Daily Notes Pages

Credit to @johnknowles#1154 for sharing the link for this week's Dendron Reading Series

Where do you capture your random thoughts? Some carry around a journal, others jot it down on their phone, or the nearest writable surface (“napkin sketch”). For all, the problem of storing passing thoughts into permanent forms is a repetitive one.

For all of these permanent forms, the next problem is where to put them. A journal offers a protected place, offering a set of pages to fill. Using a post-it or loose-leaf paper risks being lost, so we might choose a location to store them, introducing another risk that we might forget the location.

Storing notes digitally requires placement decisions as well: which app? which folder? what title?

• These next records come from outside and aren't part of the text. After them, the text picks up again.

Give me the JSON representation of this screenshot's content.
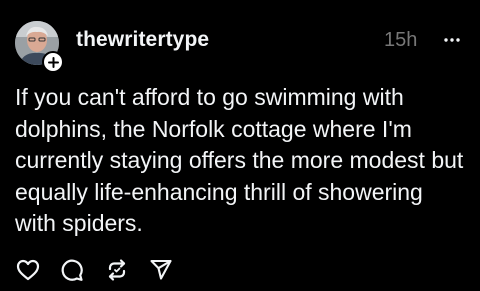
{
  "post": {
    "username": "thewritertype",
    "timestamp": "15h",
    "text": "If you can't afford to go swimming with dolphins, the Norfolk cottage where I'm currently staying offers the more modest but equally life-enhancing thrill of showering with spiders."
  },
  "icons": {
    "more": "more-horizontal-icon",
    "follow": "plus-icon",
    "like": "heart-icon",
    "reply": "comment-icon",
    "repost": "repost-icon",
    "share": "send-icon"
  },
  "colors": {
    "background": "#000000",
    "text": "#f3f5f7",
    "muted": "#777777"
  }
}
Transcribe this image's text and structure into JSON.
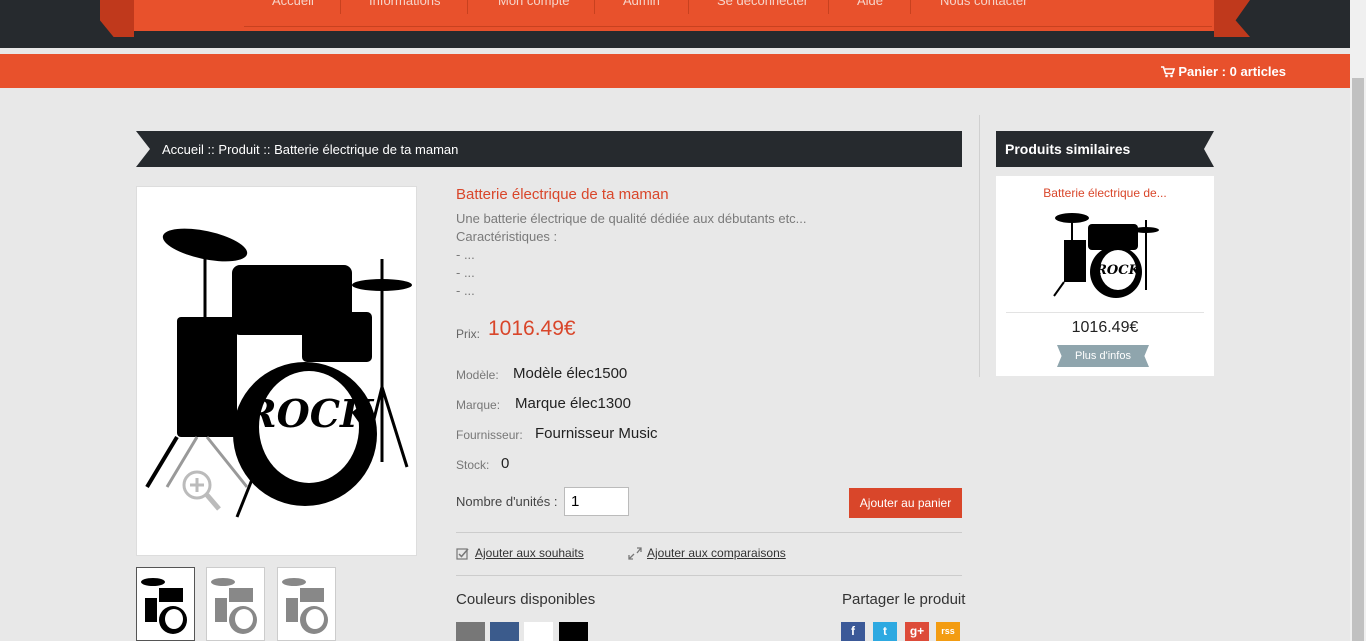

How will we locate this thought again? We gain a tool though: the ability to search these notes by keyword. This gives us a “Get Out of Jail Free” card-we don’t have to remember where we put something, if we remember what we put in it. If we can remember some of the words we wrote, we can locate the thought.

Still, we might forget exactly what we wrote down. When we maintain knowledge bases, we can take additional steps to minimize the risk of losing the thought by choosing the right location, links, tags or title. But have you ever fumbled through what to call a note? Or struggled to think of a place to put it? Me too. All of this extra “metadata” that surrounds our data-our thoughts-is an extra cost to us.

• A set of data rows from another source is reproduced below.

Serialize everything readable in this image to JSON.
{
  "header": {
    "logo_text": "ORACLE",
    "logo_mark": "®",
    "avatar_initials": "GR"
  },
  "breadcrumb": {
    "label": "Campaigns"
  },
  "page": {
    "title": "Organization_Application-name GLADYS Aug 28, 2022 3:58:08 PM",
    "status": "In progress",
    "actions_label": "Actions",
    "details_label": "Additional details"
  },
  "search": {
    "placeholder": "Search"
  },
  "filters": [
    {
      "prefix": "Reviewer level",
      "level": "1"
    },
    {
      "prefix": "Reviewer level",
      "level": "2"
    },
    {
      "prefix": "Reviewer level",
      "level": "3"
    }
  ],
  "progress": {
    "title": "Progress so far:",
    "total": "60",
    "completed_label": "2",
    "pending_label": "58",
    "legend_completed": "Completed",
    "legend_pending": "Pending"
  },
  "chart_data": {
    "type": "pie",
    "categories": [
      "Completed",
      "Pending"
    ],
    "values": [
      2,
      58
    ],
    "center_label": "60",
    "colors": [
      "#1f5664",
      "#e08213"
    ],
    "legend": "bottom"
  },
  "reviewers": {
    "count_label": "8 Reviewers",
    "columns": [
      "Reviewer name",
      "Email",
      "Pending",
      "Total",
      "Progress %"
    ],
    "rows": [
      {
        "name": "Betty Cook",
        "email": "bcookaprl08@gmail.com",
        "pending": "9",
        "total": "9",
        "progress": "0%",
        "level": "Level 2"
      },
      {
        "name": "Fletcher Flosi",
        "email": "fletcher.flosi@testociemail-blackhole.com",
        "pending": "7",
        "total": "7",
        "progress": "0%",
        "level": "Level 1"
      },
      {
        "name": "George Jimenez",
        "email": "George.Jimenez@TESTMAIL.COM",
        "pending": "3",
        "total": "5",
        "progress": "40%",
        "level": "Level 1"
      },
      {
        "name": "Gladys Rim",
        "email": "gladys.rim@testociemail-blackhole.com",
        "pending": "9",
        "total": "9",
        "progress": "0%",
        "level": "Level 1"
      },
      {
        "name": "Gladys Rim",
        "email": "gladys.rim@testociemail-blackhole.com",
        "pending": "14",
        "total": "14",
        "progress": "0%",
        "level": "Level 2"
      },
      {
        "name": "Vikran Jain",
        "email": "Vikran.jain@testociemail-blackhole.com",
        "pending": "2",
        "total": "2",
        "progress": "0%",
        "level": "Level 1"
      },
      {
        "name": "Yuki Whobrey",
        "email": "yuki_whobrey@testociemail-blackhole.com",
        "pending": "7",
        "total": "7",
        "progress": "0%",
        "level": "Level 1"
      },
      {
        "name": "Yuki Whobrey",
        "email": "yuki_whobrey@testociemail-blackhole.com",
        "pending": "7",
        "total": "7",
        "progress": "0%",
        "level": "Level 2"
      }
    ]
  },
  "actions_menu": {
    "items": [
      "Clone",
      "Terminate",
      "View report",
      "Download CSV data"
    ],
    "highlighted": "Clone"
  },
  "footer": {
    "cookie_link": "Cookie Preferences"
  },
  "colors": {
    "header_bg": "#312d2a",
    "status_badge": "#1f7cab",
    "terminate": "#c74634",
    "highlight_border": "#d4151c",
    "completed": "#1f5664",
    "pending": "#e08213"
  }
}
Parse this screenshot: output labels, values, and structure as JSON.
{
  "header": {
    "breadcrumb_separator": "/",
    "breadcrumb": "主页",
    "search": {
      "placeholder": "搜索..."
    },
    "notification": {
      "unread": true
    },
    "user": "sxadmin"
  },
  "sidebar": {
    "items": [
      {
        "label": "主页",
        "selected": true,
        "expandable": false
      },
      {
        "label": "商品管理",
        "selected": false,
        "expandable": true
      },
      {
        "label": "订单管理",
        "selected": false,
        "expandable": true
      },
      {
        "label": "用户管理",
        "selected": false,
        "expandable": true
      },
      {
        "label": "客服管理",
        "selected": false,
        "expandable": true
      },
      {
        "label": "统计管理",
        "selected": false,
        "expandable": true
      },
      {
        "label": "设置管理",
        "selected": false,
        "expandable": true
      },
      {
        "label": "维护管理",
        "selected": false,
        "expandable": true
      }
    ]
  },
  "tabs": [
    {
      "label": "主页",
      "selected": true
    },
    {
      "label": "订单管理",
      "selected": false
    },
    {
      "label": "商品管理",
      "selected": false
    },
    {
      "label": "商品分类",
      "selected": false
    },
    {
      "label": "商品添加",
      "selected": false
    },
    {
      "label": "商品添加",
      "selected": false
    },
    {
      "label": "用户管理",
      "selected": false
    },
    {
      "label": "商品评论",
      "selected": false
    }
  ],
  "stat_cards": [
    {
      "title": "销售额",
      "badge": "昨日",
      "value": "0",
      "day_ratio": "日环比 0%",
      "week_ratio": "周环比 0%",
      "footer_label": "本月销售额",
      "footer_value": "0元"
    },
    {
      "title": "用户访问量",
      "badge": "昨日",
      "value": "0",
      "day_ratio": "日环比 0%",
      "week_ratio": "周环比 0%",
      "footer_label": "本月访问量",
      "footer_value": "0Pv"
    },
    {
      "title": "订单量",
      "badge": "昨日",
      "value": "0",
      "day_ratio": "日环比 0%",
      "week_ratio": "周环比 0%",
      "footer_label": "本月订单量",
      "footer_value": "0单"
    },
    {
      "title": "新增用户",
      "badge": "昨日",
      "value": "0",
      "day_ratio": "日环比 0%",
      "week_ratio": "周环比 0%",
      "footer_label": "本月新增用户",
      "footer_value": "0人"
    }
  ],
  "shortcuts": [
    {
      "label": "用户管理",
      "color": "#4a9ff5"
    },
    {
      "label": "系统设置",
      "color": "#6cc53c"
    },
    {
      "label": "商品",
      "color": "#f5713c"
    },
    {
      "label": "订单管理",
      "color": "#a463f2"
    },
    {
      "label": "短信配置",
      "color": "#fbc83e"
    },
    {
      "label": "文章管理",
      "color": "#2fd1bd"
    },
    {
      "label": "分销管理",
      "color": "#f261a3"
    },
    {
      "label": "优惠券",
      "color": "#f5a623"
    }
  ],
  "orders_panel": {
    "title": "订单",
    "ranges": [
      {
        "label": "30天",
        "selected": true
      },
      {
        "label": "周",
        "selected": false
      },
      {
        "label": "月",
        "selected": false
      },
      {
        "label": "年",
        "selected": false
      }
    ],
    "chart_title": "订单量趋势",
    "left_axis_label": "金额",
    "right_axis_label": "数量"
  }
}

Because of this cost, we each develop our own strategies to balance letting ideas flow and taking steps to file them correctly. We choose the breadcrumbs we will leave (links, folders, tags, titles, keywords, etc). This to me is the most exciting component of PKM at the moment: that we are actively strategizing how to best go about organizing our stored units of thought.

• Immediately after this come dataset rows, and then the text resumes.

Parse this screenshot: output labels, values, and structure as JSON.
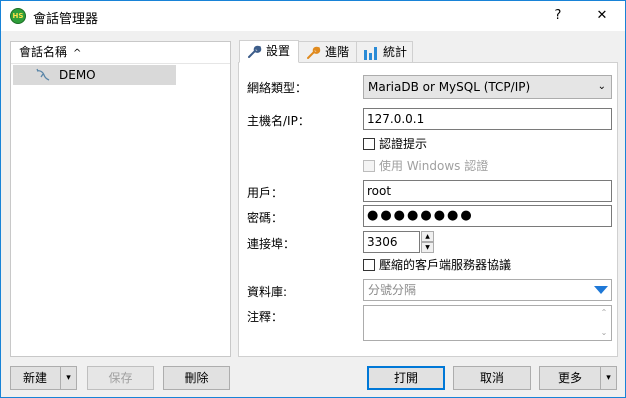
{
  "window": {
    "app_icon_text": "HS",
    "title": "會話管理器",
    "help_label": "?",
    "close_label": "✕"
  },
  "tree": {
    "header": "會話名稱",
    "sort_indicator": "^",
    "sessions": [
      {
        "name": "DEMO",
        "icon": "mysql-dolphin-icon"
      }
    ]
  },
  "left_buttons": {
    "new": "新建",
    "new_arrow": "▾",
    "save": "保存",
    "delete": "刪除"
  },
  "tabs": [
    {
      "label": "設置",
      "icon": "wrench-icon",
      "active": true
    },
    {
      "label": "進階",
      "icon": "wrench-orange-icon",
      "active": false
    },
    {
      "label": "統計",
      "icon": "bar-chart-icon",
      "active": false
    }
  ],
  "form": {
    "network_type_label": "網絡類型：",
    "network_type_value": "MariaDB or MySQL (TCP/IP)",
    "host_label": "主機名/IP：",
    "host_value": "127.0.0.1",
    "prompt_credentials_label": "認證提示",
    "windows_auth_label": "使用 Windows 認證",
    "user_label": "用戶：",
    "user_value": "root",
    "password_label": "密碼：",
    "password_value": "●●●●●●●●",
    "port_label": "連接埠：",
    "port_value": "3306",
    "compressed_label": "壓縮的客戶端服務器協議",
    "database_label": "資料庫:",
    "database_placeholder": "分號分隔",
    "comment_label": "注釋："
  },
  "bottom_buttons": {
    "open": "打開",
    "cancel": "取消",
    "more": "更多",
    "more_arrow": "▾"
  },
  "colors": {
    "accent": "#0078d7",
    "dropdown_triangle": "#1e78d7",
    "selected_row": "#d9d9d9"
  }
}
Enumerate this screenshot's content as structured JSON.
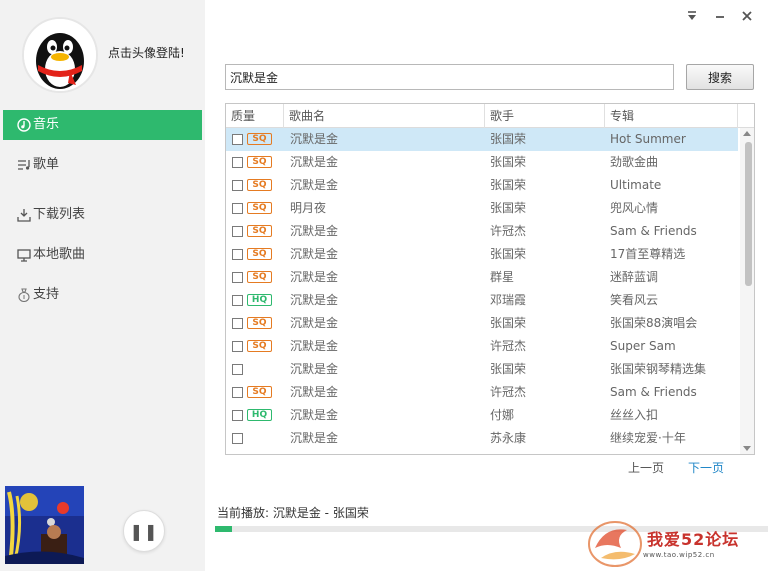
{
  "window": {
    "controls": [
      "▼",
      "—",
      "✕"
    ]
  },
  "sidebar": {
    "login_text": "点击头像登陆!",
    "nav": [
      {
        "label": "音乐",
        "icon": "music-disc-icon",
        "active": true
      },
      {
        "label": "歌单",
        "icon": "playlist-icon",
        "active": false
      },
      {
        "label": "下载列表",
        "icon": "download-icon",
        "active": false
      },
      {
        "label": "本地歌曲",
        "icon": "monitor-icon",
        "active": false
      },
      {
        "label": "支持",
        "icon": "money-bag-icon",
        "active": false
      }
    ]
  },
  "search": {
    "value": "沉默是金",
    "button_label": "搜索"
  },
  "table": {
    "headers": [
      "质量",
      "歌曲名",
      "歌手",
      "专辑"
    ],
    "rows": [
      {
        "quality": "SQ",
        "title": "沉默是金",
        "artist": "张国荣",
        "album": "Hot Summer",
        "selected": true
      },
      {
        "quality": "SQ",
        "title": "沉默是金",
        "artist": "张国荣",
        "album": "劲歌金曲"
      },
      {
        "quality": "SQ",
        "title": "沉默是金",
        "artist": "张国荣",
        "album": "Ultimate"
      },
      {
        "quality": "SQ",
        "title": "明月夜",
        "artist": "张国荣",
        "album": "兜风心情"
      },
      {
        "quality": "SQ",
        "title": "沉默是金",
        "artist": "许冠杰",
        "album": "Sam & Friends"
      },
      {
        "quality": "SQ",
        "title": "沉默是金",
        "artist": "张国荣",
        "album": "17首至尊精选"
      },
      {
        "quality": "SQ",
        "title": "沉默是金",
        "artist": "群星",
        "album": "迷醉蓝调"
      },
      {
        "quality": "HQ",
        "title": "沉默是金",
        "artist": "邓瑞霞",
        "album": "笑看风云"
      },
      {
        "quality": "SQ",
        "title": "沉默是金",
        "artist": "张国荣",
        "album": "张国荣88演唱会"
      },
      {
        "quality": "SQ",
        "title": "沉默是金",
        "artist": "许冠杰",
        "album": "Super Sam"
      },
      {
        "quality": "",
        "title": "沉默是金",
        "artist": "张国荣",
        "album": "张国荣钢琴精选集"
      },
      {
        "quality": "SQ",
        "title": "沉默是金",
        "artist": "许冠杰",
        "album": "Sam & Friends"
      },
      {
        "quality": "HQ",
        "title": "沉默是金",
        "artist": "付娜",
        "album": "丝丝入扣"
      },
      {
        "quality": "",
        "title": "沉默是金",
        "artist": "苏永康",
        "album": "继续宠爱·十年"
      }
    ]
  },
  "pager": {
    "prev": "上一页",
    "next": "下一页"
  },
  "player": {
    "now_playing": "当前播放: 沉默是金 - 张国荣",
    "progress": 0.03,
    "pause_glyph": "❚❚"
  },
  "watermark": {
    "text": "我爱52论坛",
    "url": "www.tao.wip52.cn"
  },
  "colors": {
    "accent": "#2eb96e",
    "sq": "#e57b22",
    "selected_row": "#cfe8f7",
    "link": "#1f86c7"
  }
}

And we’re doing so together. There is discussion in communities like Discord and Twitter, courses being developed, books being written—knowledge about knowledge management is being generated and shared, at an unprecedented rate and tools are being developed targeting knowledge management at an accelerating rate as well. You could say that we are compounding thought about how to compound thought. Pretty cool, if you ask me.